Na verdade, os manifestantes soteropolitanos devem ser parabenizados, pois Dória merece ser alvo de muitas ovadas por ser um elemento provocador, desrespeitoso, estimulador do ódio, usando frequentemente uma linguagem e práticas que resvalam para a arruaça política.
Dória precisa ser tratado como inimigo, já que ele trata as pessoas progressistas e de esquerda como inimigas.
O condoer dos progressistas com a situação de Dória mostra o quanto muitos setores de esquerda perderam a noção da luta política.
Antes de tudo, note-se que ovadas são práticas de protesto recorrentes nas democracias.
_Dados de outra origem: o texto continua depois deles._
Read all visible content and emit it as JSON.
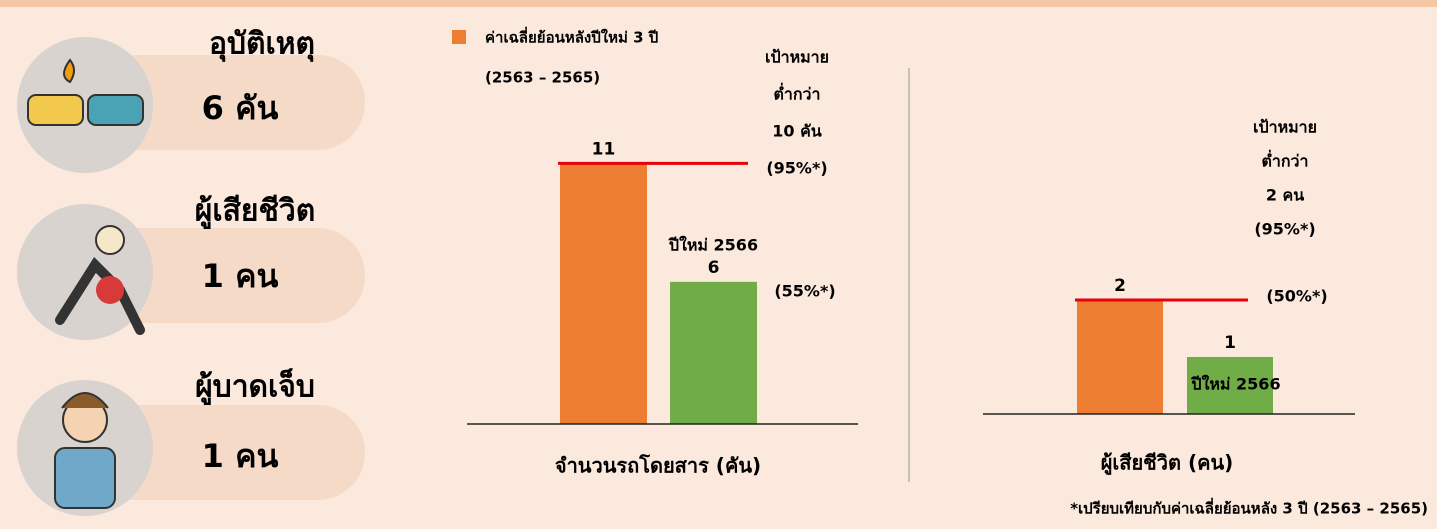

Para citar casos recentes, Emmanuel Macron foi atingido com um ovo na cabeça nas últimas eleições francesas, Marine Le Pen recebeu uma chuva de ovos e François Fillon foi enfarinhado. Nícolas Maduro também foi atingido por ovo nas últimas manifestações. Para lembrar outros casos aqui no Brasil, José Serra, Paulo Maluf, Marta Suplicy, Mário Covas e vários outros políticos também foram atingidos por ovos.
Nessas ocasiões, ninguém fez tanta fumaça como está sendo feito agora com o prefeito bem-vivente dos Jardins.
Os progressistas condoídos parecem ser seguidores da moral dos evangelhos e dos pacifistas, bem assinalada por Max Weber: “se alguém te ferir na face direita, ofereça-lhe também a outra”, o “não resistas ao mal pela força” ou o pacifista que depõe as armas e as lança longe em respeito ao Evangelho.
Em política, todas essas máximas expressam uma ética sem dignidade, como indica o sociólogo. É assim que hoje vemos progressistas dóceis, domesticados, sem virtù e sem coragem em face da virulência dos brutos, dos soberbos, dos violentos, dos pregadores do ódio, dos arrogantes e dos raivosos.
Dória e Bolsonaro são dessa estirpe. Todos os estudos sobre o totalitarismo e o fascismo mostram que onde esses movimentos e líderes triunfaram, em grande medida, se deveu à covardia e à omissão dos democratas, dos liberais e dos progressistas.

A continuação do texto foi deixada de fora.